Friday, May 22, 2009
In the Season Thereof...
Rhubarb season is upon us! It doesn’t rate rave reviews any more, but rural folks used to look forward to the first harvest of the season: a tangy vegetable, loaded with Vitamin C, that’ll make you pucker if you eat it raw, but is delicious in pies and cobblers. I used to make a rhubarb custard pie that was out of this world, but that’s a subject for another blog.
I was thinking about rhubarb the other day and how, after a winter of eating only vegetables that could be stored in a root cellar: potatoes, carrots, cabbage , apples (though you couldn’t store the cabbage and apples together in the same place, because they would make each other go bad quickly), anyway, after a winter of bland veggies, the rhubarb must have been a singular delight to rural people of previous centuries. Spring tonic, they called it.
I often give thanks, as we ask the blessing on the food, that I live in a time with wonderful agricultural and transportation facilities so that the most common of us can eat food out of season throughout the year. Who’d a thunk it? No one in Sierra County, New Mexico, in the year I was born.
But, at the same time, something has been lost—that once-a-year specialness that attended the ripening of each crop, beginning with rhubarb. Each succeeding surprise, from strawberries to raspberries to cherries to blueberries and blackberries to apples, each advent was anticipated and relished and remembered long after the plants had withered with the frosty winds of fall.

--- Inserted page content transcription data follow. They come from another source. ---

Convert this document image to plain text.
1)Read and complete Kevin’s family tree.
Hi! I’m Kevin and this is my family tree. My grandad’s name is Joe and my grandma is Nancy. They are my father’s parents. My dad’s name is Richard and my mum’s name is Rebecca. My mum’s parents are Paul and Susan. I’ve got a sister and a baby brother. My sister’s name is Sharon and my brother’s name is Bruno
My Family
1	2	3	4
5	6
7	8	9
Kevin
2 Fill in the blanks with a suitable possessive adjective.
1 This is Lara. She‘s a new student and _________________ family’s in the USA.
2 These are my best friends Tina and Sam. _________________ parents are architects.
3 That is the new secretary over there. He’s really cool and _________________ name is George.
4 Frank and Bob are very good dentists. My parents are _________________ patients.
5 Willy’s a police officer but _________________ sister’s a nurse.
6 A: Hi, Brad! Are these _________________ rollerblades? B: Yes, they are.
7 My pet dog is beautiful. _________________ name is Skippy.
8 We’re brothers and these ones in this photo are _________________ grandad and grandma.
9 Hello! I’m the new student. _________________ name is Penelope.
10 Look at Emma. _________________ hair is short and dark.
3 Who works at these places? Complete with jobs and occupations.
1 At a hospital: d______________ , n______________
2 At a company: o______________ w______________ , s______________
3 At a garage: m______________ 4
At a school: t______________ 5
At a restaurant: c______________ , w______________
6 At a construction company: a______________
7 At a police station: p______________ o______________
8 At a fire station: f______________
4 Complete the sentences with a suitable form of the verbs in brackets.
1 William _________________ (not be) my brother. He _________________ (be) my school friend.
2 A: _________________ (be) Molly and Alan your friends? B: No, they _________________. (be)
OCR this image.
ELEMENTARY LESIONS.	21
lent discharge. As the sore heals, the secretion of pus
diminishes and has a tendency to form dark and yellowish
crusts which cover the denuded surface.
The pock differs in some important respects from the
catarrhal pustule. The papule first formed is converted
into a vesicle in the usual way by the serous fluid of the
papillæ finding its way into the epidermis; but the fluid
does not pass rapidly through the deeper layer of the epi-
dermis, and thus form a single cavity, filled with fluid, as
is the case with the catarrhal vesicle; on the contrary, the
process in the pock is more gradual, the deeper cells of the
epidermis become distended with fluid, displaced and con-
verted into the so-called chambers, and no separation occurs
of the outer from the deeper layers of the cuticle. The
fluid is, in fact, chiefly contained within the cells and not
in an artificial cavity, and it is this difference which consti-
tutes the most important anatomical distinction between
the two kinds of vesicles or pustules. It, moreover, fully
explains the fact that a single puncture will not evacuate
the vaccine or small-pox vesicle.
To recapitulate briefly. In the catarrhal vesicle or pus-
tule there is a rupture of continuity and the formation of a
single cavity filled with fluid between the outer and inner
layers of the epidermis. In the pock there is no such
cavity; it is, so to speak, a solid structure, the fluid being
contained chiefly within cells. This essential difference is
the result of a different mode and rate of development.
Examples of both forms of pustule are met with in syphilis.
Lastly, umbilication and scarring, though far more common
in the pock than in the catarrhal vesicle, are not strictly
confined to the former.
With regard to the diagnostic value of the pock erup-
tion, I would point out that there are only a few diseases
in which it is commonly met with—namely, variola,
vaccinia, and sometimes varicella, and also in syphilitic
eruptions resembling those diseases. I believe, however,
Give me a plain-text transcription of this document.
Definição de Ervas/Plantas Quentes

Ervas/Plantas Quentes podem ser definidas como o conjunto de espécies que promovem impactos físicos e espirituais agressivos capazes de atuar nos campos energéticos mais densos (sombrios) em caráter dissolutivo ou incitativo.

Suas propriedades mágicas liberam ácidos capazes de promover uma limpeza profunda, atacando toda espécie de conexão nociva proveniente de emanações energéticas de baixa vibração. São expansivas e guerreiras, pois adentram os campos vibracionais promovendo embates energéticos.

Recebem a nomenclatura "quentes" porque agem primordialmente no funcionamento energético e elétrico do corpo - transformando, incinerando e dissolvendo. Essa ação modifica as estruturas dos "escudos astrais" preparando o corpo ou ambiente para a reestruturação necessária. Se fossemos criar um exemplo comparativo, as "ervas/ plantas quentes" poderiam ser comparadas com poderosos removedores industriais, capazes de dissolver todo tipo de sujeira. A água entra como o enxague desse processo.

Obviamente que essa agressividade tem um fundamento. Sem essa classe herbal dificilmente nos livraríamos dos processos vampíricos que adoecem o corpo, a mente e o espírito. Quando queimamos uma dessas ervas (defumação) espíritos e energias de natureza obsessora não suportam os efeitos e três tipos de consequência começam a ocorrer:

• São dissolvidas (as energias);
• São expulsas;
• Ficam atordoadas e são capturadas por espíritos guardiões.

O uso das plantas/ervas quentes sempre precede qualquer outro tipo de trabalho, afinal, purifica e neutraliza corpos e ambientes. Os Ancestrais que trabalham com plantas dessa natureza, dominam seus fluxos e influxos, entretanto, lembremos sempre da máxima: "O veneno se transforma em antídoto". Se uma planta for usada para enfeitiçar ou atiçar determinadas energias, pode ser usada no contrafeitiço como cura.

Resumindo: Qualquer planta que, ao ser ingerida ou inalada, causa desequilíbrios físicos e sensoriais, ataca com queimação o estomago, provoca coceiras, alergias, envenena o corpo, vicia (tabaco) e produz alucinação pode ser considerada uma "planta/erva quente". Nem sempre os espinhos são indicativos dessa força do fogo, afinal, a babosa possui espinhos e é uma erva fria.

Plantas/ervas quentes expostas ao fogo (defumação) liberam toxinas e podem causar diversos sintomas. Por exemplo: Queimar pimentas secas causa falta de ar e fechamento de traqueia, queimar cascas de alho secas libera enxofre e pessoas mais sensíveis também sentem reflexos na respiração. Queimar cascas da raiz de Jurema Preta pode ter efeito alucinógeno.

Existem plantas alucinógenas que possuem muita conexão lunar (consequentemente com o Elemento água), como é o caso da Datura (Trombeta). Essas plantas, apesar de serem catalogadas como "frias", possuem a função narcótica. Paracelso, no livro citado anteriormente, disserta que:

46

There are a few things that remain as once-a-year blessings. Like Pacific Northwest strawberries. You won’t find them shipped fresh across the country, because they don’t last. Dark red and sweet, they’re unsubstantial as the river mist, and if not eaten soon after picking, they melt away. The season begins about mid June and is almost over on July 4th. I can hardly wait.
Another once-a-year delight is sweet corn. Oh, you can buy corn in the market right now. It’s corn season somewhere in the world. But there’s nothing as good as just-picked corn. The minute the ear is pulled from the stalk, the sweetness starts to disappear, so the quicker you can get it husked and cooked, the better it will taste. That’s why good corn is a once-a-year, straight-from-your (or neighbor’s)-garden affair.
And then there are lilacs. Is there fragrance that can compare with theirs? That’s a once-a-year treat that I look forward to. Again, it’s a short season but filled with the double sensory delight of scent and sight.
The picture is of my four-year-old lilac bush that must have heard me threatening to pull it out and run it through the chipper if it didn't start blooming pretty soon. It managed to squeeze out four blooms, so I let it live.
Last on my current list of once-a-year treats is my neighbor’s flowering cherry tree. Two weeks, max, I get to enjoy the rosy splendor of that tree before the petals fall and blow across the street to edge my lawn in pink drifts. It’s already over, and I’m glad I have the picture to augment the memory.
So, what about you. What, besides Christmas, do you wait all year for?